Di kelas 'Bisnis & Politik' seorang dosen mengajarkan sebuah adagium ini : low trust society = high cost society.
Dalam sebuah masyarakat yang memiliki tingkat saling kepercayaan yang rendah akan menimbulkan biaya ekonomi yang tinggi.
Mengapa demikian ? Contoh sederhanya dapat kita temukan dalam keseharian kita. Misalnya, ketika kita hendak berurursan dengan seorang profesional, seperti dokter, insinyur, arsitek, ahli ini, ahli itu, kita seringkali tidak mudah percaya begoitu saja dengan sertifikat kehalian yang mereka miliki. Yang akan kita lakukan untuk yakin akan keahliannya adalah dengan menanyai banyak orang tentang reputasi dan keasliannya. Maka dengan demikian, kita sudah mengulur banyak waktu dan tenaga untuk meyakini keahlian seseorang. Keraguan itu timbul karena kita sering menyaksikan sertifikat atau ijazah palsu. Contoh lainnya, adalah ketika ada seorang peminta sumbangan yang datang kepada kita. Alih - alih memberi sumbangan, seringkali kita curiga dan menghindar. Karena kita sudah mafhum bahwa peminta sumbangan seringkali palsu. Lalu bagaimana contoh untuk masyarakat yang memiliki tingkat kepercayaan yang tinggi ? Kita dapat melihat salah satu contohnya di Australia. Di negeri Kangguru tersebut, sebuah surat izin mengemudi hanyalah berupa secarik kertas yang menorehkan nama lengkap dan tempat serta tanggal lahir pengemudi. Tanpa foto dan identitas detil lainnya. Lantas, bukankah dengan demikian maka sang pengemudi bisa saja berbohong. Ternyata cara polisi meyakini keaslian kepemilikan SIM tersebut adalah dengan menanyakan tempat tanggal alhir si pengemudi. Jika si pengemudi dapat menjawabnya dengan lancar, maka artinya SIM tersebut benar - benar milik si pengemudi. Begitu tingginya tingkat kepercayaan di masyarakat tersebut. Alhasil, biaya yang dibutuhkan untuk memproduksi sebuah SIM menjadi jauh lebih murah. Karena tidak harus mencetak foto, tidak membutuhkan kertas yang tebal dan mahal dan berbagai keefisienan lainnya.

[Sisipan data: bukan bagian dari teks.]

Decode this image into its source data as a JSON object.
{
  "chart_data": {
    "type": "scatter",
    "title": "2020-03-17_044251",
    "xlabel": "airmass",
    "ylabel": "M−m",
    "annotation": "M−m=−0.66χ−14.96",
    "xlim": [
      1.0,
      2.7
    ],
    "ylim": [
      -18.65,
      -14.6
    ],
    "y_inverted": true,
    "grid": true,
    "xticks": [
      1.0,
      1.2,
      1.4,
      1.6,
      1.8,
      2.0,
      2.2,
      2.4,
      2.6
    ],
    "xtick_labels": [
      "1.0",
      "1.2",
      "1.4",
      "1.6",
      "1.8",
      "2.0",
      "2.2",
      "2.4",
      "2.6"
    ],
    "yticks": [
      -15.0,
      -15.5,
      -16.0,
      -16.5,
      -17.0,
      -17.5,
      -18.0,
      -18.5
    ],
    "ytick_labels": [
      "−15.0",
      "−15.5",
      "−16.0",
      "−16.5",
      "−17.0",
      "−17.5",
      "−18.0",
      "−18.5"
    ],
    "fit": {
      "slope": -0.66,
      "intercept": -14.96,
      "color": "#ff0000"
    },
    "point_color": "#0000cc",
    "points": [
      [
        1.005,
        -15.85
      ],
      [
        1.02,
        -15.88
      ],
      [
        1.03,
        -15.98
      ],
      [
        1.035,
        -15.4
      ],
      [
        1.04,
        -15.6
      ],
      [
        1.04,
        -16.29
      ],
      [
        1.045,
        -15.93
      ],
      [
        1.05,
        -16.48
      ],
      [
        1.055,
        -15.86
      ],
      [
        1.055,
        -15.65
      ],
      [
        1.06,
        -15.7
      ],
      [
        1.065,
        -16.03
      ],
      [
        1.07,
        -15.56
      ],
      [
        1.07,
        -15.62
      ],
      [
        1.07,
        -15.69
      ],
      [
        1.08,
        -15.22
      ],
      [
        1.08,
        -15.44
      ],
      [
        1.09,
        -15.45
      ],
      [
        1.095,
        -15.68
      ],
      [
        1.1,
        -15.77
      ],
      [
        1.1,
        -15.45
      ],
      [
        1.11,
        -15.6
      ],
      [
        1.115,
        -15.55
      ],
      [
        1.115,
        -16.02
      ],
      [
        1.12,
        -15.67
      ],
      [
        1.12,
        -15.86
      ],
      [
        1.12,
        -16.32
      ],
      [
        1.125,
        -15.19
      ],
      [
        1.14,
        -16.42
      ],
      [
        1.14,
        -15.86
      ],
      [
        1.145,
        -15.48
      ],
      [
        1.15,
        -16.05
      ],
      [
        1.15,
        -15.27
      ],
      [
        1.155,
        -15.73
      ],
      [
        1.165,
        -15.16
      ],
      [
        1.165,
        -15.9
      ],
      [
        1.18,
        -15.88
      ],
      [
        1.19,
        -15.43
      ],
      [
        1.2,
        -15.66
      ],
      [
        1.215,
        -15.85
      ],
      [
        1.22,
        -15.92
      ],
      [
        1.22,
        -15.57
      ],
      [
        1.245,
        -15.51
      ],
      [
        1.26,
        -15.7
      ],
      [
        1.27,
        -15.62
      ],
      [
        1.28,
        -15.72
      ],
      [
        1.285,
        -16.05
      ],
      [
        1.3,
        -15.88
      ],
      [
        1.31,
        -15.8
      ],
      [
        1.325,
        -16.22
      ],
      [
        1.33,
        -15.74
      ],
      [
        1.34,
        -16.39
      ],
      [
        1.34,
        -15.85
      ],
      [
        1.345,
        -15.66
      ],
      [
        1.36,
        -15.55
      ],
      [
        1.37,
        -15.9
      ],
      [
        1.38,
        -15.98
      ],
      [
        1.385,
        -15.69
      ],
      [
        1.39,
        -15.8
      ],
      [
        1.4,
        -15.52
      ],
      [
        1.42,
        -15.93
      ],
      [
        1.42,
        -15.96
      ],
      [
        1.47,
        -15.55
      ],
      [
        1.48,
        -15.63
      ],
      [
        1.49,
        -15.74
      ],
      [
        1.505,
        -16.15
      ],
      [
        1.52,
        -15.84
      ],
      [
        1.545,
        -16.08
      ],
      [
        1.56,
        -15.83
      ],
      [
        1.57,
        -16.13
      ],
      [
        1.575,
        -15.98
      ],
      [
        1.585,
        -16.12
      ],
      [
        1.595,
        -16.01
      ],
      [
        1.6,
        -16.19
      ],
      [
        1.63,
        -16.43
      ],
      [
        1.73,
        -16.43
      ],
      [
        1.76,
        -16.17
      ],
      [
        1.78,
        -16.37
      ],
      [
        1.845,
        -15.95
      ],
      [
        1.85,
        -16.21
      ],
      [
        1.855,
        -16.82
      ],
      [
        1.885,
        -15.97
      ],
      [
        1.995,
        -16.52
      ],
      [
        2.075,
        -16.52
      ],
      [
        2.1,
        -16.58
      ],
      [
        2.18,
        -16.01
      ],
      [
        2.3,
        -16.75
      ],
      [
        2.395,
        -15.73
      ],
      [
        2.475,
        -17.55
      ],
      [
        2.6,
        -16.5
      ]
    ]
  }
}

Di balik semua ketidakpercayaan yang merajalela itu, saya melihat sebuah oase kepercayaan dari sebuah warteg. Beberapa warteg yang kita temui memiliki sistem pembayaran prabyar. Artinya, kita makan dulu, baru setelah itu kita membayar dengan menyebutkan menu apa saja yang sudah kita ambil. Saya pikir, kenapa sih si tukang warteg begitu percaya kepada si pemebeli bahwa dia akan jujur menyebutkan menu apa saja yang sudah diambil. Sebaliknya, si pembeli kenapa sih begitu jujur untuk menyebut menu - menu yang mereka makan, padahal kan bisa saja ia berbohong agar biayanya lebih murah. Terlepas dari itu semua, jangan sampai kita mengkhianati kepercayaan yang sudah ditipkan oleh si tukang warteg kepada kita.